Tahun 2018, Mengapa Tiongkok Kehilangan AS? (2)

He Qinglian

Bagi yang memahami hubungan RRT-AS selama tiga dekade terakhir akan mengetahui bahwa kelompok pemeluk panda (pro Komunsi Tiongkok) adalah kekuatan politik di dalam negeri AS yang selama ini memprakarsai hubungan RRT-AS. Realita dimana para pemeluk panda ini begitu peduli pada Tiongkok, selalu bersikap bersahabat pada Beijing, apakah motivasinya hanya semata karena mereka memiliki kesan baik terhadap Tiongkok? Tentu saja tidak.

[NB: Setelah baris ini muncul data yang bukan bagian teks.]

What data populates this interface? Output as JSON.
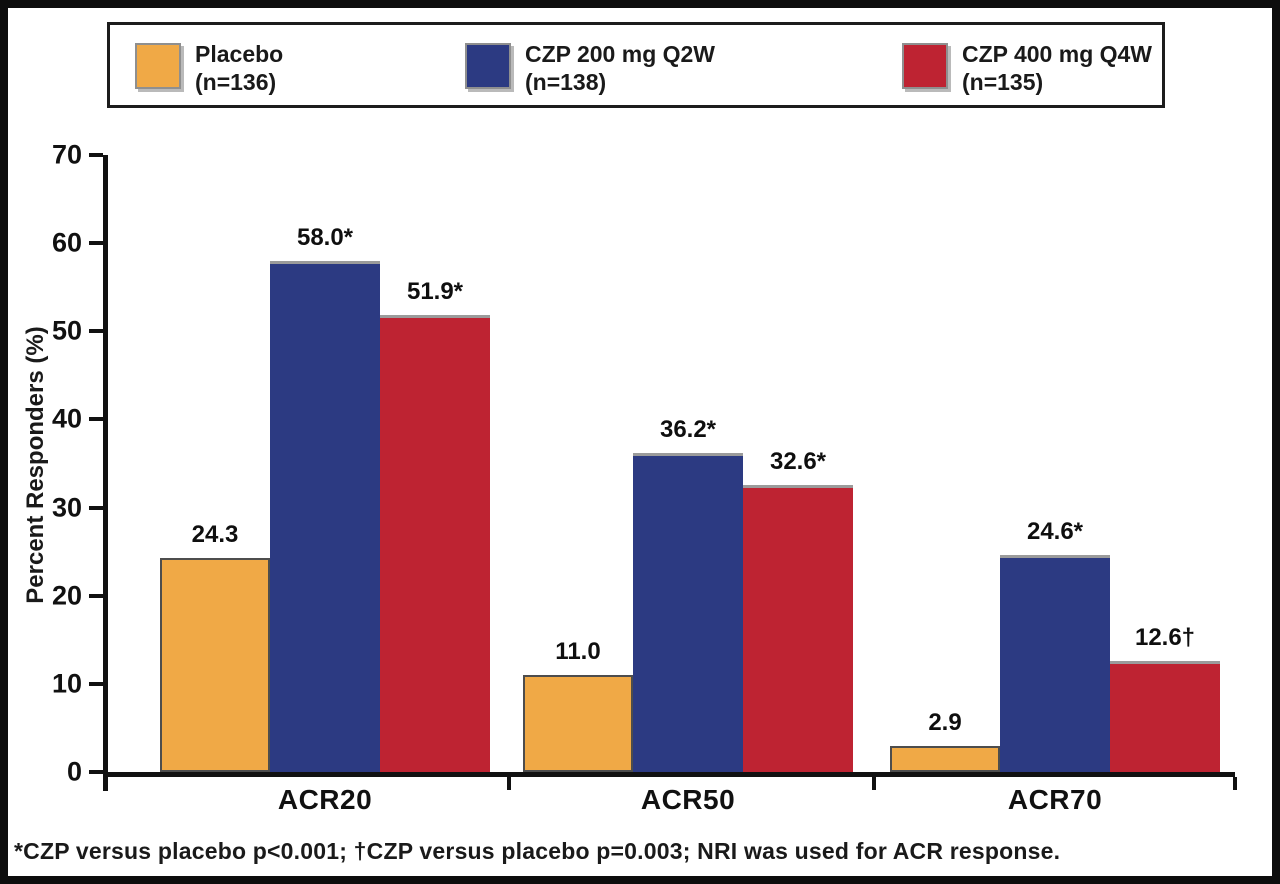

Dalam Jangka Waktu Panjang Pemeluk Panda Mendorong Hubungan Baik AS-Tiongkok

Di Amerika, setidaknya ada empat kekuatan yang memengaruhi kebijakan Gedung Putih terhadap RRT:

Yang pertama adalah Departemen Keuangan dan Departemen Perdagangan terkait dua pertimbangan utama negara yakni hubungan ekonomi dan perdagangan (pendukungnya adalah kalangan moneter dan pengusaha perusahaan multi-nasional), yang mewakili kebutuhan akan kepentingan AS yang berada di depan mata.

Kedua, diwakili oleh Kemenlu AS, sejak diplomatik HAM di masa pemerintahan Clinton, yang selalu berharap lewat cara ‘interaksi, kerjasama, lobi, pengaruh’ dapat mengarahkan Republik Rakyat Tiongkok memasuki tatatan masyarakat Barat.

Kedua kekuatan di atas setelah tokoh utamanya lengser dari jabatan kenegaraan, tidak sedikit di antara mereka yang kemudian masuk ke berbagai wadah pemikir dan ‘tim pelobi K-Street’ — ini yang membentuk kekuatan ketiga.

Kissinger Associates, Inc. yang sangat dikenal masyarakat Tiongkok, didirikan oleh mantan Menlu AS Henry Alfred Kissinger, orang yang direkrutnya tidak sedikit adalah pejabat diplomatik yang telah pensiun, di antaranya termasuk mantan Dubes AS untuk RRT yakni J. Stapleton Roy, penasihat keamanan nasional Presiden Bush senior yakni Brent Scowcroft (yang kemudian mendirikan perusahaan konsultannya sendiri), mantan Menlu AS Lawrence Sidney Eagleburger dan lain sebagainya. Fenomena seperti ini di Amerika disebut sebagai ‘pintu putar’ (revolving door, Red.).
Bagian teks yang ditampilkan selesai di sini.